観客が笑う。場の空気もあり押し切られた悠は拡声魔導具を手に持った。



〜同時刻 演習場中央〜



俺が契約者だって突如、暴露した時はゲロを吐きそうになるほど吃驚したが……いやぁ大したもんだ。


前にジ・ドレで酒を呑み自信がないと言ってたが杞憂だったと分かる。惚れ惚れするカリスマ性だな。


遅かれ早かれ契約者だと暴露る可能性を考えれば良い機会だったと今は思う。


…デザートヘル収容所って監獄の話を聞いた後じゃ尚更だ。絶対にお世話になりたくない。

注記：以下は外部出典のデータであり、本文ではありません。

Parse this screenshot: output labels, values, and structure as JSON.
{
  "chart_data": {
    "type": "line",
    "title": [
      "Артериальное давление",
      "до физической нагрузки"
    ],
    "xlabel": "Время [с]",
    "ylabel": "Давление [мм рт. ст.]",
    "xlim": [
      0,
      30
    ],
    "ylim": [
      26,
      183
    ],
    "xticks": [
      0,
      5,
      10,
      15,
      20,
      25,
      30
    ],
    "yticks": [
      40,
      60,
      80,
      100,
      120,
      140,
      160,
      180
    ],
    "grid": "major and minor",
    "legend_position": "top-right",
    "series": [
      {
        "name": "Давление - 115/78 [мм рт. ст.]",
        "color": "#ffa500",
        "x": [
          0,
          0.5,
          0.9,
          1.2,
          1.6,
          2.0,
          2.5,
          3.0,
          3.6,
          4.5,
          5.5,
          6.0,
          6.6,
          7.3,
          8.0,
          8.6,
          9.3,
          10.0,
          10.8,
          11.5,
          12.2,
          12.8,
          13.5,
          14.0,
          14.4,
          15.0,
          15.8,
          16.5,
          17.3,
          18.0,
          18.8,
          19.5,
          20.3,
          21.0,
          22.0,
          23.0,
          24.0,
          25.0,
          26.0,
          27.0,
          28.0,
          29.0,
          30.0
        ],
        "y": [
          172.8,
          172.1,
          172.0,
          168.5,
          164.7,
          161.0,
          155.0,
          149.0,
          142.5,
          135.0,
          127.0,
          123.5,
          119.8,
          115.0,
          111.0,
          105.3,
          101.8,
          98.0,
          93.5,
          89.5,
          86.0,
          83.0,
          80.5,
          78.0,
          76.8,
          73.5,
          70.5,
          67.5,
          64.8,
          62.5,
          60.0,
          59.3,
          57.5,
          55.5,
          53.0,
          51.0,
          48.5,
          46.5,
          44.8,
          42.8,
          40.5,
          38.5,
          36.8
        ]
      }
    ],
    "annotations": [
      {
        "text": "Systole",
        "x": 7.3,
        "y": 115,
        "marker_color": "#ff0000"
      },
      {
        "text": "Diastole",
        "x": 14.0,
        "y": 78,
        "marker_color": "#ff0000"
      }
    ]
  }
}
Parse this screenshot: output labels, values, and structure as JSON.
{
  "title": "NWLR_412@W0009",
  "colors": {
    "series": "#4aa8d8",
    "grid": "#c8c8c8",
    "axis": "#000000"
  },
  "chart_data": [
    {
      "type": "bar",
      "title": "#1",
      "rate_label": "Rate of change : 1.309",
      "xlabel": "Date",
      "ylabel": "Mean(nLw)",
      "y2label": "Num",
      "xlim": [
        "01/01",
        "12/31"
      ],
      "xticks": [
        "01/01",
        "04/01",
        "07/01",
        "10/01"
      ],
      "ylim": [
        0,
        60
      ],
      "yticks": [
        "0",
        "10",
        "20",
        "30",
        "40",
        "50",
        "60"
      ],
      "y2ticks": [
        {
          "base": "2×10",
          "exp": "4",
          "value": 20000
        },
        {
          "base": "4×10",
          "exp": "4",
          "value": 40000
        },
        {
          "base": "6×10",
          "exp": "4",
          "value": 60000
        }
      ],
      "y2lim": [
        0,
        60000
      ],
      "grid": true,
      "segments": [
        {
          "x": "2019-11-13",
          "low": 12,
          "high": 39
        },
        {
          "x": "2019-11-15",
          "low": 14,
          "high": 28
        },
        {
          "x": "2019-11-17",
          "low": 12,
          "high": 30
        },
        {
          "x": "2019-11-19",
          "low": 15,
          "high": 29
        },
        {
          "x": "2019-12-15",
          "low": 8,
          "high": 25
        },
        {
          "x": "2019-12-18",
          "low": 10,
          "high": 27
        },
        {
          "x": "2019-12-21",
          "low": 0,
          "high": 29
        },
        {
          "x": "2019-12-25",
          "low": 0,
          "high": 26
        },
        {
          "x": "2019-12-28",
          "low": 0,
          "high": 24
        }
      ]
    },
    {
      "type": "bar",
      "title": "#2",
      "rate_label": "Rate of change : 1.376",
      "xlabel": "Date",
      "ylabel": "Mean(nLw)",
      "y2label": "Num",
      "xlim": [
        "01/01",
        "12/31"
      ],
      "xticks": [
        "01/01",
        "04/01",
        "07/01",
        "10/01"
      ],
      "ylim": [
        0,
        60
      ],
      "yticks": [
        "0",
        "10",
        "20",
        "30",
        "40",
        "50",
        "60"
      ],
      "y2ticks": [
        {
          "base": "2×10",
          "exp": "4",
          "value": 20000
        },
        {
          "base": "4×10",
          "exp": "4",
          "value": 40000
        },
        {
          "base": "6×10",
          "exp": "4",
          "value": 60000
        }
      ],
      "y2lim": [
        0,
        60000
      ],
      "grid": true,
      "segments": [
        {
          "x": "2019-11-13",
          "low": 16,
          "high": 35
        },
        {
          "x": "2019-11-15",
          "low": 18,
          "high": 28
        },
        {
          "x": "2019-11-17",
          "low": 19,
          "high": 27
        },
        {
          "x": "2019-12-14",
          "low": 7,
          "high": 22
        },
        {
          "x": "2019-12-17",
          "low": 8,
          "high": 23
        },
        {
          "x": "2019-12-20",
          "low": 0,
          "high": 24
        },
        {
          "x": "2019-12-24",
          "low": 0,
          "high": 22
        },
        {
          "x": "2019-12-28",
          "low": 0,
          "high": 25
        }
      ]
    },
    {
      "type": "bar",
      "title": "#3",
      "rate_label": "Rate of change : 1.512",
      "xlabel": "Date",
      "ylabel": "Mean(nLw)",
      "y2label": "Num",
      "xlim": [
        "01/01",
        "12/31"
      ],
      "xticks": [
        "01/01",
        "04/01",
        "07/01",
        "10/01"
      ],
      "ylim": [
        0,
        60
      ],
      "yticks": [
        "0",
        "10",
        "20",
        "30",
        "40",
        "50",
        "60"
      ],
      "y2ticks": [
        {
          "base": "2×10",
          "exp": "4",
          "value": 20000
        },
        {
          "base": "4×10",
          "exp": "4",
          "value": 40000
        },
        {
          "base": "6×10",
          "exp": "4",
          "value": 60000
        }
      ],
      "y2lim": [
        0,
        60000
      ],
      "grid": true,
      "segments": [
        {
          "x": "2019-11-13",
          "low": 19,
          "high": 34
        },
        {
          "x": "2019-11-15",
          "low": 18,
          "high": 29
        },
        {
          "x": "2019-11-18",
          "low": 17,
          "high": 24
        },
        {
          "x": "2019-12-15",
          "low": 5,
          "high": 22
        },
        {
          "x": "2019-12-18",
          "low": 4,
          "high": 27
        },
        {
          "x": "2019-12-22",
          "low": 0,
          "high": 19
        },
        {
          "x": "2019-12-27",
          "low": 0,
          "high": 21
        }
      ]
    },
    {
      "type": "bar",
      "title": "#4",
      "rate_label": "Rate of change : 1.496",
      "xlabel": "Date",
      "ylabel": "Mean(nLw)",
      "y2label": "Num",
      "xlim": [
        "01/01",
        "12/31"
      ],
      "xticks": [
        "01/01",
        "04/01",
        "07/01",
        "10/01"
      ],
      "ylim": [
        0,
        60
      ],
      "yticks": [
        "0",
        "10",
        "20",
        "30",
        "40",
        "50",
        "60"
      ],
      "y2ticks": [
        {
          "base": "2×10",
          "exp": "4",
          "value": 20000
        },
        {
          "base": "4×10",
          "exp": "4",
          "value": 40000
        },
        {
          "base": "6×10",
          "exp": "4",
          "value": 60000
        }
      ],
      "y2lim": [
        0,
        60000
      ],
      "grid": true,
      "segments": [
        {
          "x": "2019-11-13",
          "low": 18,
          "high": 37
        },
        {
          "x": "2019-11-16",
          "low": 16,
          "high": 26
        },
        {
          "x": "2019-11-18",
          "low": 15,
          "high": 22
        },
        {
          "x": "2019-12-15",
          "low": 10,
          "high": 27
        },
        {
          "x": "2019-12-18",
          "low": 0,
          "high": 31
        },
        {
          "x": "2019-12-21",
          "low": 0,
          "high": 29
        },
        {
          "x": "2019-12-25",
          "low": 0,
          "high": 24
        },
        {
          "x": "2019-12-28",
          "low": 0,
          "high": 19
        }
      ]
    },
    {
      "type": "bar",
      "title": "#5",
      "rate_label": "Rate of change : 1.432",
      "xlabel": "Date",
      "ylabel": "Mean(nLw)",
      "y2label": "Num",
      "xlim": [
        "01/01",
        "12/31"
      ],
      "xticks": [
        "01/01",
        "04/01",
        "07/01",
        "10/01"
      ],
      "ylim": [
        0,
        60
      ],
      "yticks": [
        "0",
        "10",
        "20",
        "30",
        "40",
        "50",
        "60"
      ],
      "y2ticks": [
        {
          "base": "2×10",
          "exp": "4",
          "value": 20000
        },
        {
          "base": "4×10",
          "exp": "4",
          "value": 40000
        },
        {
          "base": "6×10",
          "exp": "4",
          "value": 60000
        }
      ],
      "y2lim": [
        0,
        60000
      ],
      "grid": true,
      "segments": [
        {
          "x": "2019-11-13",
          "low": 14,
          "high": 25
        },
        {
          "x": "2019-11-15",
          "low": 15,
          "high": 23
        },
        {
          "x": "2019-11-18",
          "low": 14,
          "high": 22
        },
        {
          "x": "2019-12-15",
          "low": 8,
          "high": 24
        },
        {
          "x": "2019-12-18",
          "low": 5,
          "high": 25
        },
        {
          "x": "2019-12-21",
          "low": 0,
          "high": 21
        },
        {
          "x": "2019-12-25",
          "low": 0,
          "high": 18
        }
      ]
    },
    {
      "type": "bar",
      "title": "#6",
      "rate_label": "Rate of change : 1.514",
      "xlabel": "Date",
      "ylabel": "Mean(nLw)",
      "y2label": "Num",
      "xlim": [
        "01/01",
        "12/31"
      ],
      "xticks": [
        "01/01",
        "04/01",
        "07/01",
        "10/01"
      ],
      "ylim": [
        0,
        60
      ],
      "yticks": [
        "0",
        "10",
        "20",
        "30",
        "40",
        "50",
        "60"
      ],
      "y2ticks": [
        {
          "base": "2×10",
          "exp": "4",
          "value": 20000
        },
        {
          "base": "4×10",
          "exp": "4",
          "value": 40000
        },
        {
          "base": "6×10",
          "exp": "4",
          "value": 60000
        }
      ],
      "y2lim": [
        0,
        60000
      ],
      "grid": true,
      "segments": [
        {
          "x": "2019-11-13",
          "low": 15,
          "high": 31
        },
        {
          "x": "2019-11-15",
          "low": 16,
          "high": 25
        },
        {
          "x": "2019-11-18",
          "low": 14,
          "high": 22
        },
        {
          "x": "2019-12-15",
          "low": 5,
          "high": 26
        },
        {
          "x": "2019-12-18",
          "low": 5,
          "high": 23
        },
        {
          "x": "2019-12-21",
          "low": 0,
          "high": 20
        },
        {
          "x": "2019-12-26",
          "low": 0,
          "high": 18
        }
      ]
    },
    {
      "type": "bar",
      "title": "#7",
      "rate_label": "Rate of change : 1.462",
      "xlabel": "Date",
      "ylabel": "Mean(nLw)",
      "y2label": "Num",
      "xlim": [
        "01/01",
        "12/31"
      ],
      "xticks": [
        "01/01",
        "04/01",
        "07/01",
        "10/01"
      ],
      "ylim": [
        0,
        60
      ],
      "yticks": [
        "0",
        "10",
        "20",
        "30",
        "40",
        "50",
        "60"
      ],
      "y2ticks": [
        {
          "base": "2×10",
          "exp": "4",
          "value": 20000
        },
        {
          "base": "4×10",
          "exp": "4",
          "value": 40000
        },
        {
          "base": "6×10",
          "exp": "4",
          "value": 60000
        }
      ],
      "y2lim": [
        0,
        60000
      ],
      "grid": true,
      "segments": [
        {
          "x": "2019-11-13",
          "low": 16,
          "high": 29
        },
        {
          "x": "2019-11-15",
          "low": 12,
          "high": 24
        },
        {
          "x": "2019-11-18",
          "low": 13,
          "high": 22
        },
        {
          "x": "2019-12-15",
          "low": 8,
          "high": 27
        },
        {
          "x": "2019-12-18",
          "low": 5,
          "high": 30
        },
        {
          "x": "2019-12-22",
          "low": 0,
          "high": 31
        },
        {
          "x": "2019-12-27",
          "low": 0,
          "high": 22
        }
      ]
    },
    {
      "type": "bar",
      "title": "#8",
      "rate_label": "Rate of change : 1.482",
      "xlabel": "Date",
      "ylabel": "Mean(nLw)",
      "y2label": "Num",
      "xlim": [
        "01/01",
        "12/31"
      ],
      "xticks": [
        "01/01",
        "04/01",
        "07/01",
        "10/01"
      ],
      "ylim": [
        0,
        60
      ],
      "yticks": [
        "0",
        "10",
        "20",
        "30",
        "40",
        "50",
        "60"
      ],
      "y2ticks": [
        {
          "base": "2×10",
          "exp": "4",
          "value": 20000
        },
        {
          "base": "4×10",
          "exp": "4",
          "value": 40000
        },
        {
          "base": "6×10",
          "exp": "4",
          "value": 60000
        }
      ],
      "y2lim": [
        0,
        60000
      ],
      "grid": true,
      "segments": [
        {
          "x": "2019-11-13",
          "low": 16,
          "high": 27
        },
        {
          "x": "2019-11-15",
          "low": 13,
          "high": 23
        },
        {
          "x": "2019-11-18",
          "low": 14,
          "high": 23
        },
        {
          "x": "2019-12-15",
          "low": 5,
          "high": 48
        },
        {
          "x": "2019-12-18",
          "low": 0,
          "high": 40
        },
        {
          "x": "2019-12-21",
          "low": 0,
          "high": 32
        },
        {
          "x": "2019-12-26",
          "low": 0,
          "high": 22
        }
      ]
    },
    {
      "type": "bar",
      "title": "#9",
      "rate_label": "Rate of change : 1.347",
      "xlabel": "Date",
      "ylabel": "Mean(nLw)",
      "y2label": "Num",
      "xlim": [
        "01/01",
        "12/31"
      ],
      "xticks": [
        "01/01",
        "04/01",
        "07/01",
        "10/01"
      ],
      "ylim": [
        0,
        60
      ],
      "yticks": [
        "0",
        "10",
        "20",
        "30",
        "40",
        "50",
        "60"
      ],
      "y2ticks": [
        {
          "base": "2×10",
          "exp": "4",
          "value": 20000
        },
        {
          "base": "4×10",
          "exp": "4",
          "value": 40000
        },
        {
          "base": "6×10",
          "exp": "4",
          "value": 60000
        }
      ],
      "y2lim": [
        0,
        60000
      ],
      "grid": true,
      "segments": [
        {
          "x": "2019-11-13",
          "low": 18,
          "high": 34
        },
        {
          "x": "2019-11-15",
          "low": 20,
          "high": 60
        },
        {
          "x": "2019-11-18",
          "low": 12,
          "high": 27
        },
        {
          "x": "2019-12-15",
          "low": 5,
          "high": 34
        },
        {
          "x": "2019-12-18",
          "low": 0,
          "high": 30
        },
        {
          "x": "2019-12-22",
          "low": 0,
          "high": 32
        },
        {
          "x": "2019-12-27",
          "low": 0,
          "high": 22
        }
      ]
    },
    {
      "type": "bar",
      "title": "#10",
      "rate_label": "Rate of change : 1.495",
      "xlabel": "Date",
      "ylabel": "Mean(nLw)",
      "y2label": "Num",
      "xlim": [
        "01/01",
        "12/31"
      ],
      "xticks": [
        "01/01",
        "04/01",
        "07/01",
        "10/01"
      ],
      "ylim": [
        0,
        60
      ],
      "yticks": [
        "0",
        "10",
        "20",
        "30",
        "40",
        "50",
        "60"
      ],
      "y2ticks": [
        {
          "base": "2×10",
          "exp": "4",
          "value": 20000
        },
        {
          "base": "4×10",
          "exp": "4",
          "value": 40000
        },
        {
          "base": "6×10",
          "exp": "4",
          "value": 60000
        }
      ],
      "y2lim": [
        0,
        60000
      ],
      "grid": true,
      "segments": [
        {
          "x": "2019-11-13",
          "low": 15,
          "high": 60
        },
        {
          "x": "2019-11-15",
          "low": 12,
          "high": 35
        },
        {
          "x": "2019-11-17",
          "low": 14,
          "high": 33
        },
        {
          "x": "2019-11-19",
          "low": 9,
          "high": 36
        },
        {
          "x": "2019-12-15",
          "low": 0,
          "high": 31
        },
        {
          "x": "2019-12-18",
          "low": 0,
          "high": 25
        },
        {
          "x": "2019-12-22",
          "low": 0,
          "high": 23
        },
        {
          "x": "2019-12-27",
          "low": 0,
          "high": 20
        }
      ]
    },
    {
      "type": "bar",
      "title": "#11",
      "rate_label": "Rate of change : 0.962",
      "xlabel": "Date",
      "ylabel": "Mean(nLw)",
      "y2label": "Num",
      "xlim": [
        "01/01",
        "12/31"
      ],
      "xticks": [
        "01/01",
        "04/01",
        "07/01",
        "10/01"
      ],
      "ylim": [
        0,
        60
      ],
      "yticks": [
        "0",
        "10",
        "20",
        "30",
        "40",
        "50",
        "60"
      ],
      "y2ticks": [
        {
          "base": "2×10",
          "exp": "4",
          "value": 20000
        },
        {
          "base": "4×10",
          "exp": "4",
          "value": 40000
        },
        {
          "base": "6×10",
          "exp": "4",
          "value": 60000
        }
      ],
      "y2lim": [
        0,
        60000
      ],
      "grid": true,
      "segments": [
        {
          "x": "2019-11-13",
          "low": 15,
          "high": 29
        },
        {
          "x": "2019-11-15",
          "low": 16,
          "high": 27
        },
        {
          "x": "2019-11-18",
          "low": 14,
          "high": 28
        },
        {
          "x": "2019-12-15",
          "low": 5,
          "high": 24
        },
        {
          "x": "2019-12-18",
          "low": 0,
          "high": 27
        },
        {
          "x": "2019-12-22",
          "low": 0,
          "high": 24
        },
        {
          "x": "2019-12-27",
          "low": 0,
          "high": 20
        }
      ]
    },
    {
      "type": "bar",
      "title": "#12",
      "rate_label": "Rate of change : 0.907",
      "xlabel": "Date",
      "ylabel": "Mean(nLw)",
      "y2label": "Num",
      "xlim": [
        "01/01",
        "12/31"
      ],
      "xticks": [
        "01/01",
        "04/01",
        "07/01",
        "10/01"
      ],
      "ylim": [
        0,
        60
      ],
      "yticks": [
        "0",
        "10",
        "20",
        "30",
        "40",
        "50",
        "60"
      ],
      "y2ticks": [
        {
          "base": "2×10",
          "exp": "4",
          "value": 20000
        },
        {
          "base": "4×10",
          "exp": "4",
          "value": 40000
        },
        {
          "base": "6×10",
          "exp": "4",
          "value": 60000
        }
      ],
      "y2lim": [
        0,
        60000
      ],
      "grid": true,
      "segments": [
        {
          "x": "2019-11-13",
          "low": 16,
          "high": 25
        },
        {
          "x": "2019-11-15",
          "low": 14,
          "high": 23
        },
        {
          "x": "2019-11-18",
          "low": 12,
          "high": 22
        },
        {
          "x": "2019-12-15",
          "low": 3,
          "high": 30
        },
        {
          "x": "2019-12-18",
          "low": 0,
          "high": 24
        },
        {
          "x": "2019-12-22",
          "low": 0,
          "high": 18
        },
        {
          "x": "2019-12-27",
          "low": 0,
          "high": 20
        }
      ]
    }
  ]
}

「これでSランク昇格依頼の全日程は終了だがその前に黒永悠に一言貰おう。…悠」


ふぁっ!?


ラウラが拡声魔導具を持って近付いてきた。


「いいって!…緊張するし無理。本当に無理だって…」


首を横に振り拒否する。


「昇格依頼達成者は皆してるんだ。…逃がさないよ」


ラウラの有無を言わせぬ笑顔。


「聞いてないんですけどぉ!?」


拡声魔導具から会場に俺の声が響き観客席で笑いが起きる。


「………」


早く済ませろと言わんばかりのユーリニス。


…渋々、拡声魔導具を受け取った。何を言えばいいんだよ畜生。


「あー…どうも」


観客の注目が集まる。い、胃が痛いよぉ…!



「…ラウラが言ってた通り俺は契約者だ」



取り敢えずばーっと言っちまおう。



「契約者って言っても冒険者ギルド…『巌窟亭』…『オーランド総合商社』で仕事をしてお金を稼いで…休日は家族と過ごす。…普通に暮らしてるだけだ」


「困ってる人達が傷つく姿は耐えられない。家族や友達が危険な目に遭ってたら黙って見てられない。…契約者云々は関係ない。力が無く…弱かったとしても…きっと俺は今と同じことをする」



「それが俺だから」



会場が静かだ。


途中、自分でも何を言いたいか分からなくなってる。


この沈黙は辛いなぁ…もう十分だろ。



「あ、あー…最後に会場の準備をしてくれた職員や関係者の方々…応援に来てくれた皆には感謝してる。ありがとう。以上だ」



〜クエストを達成しました〜



そそくさと拡声魔導具をラウラに返すと満面の笑みを浮かべていた。


遅れて拍手の音が会場に徐々に…徐々に…広がる。


…まぁ、悪い気はしないかな。


兎も角、これで昇格依頼も終わった。


はぁー。疲れたぜ。



〜演習場中央〜



『それが俺だから』


ラウラは溢れ出す笑みを止められずにいた。


目の前に居る悠が誇らしかった。


英雄と言われても浮かれて誇示したりしない。


どんな時でも変わらない。


これが黒永悠。


自分が悠を英雄と言ったのは本心からだ。


…悠は強い。


もっと自分勝手に振舞う事が出来るだろう。


自分を律する心。他者を敬う精神。


力だけじゃない。それが本当の悠の強さ。


自分が英雄と呼ぶに相応しい所以。


「…な、なんだよ」


怪訝そうな顔の悠にラウラはただ、満面の笑みで応えるのであった。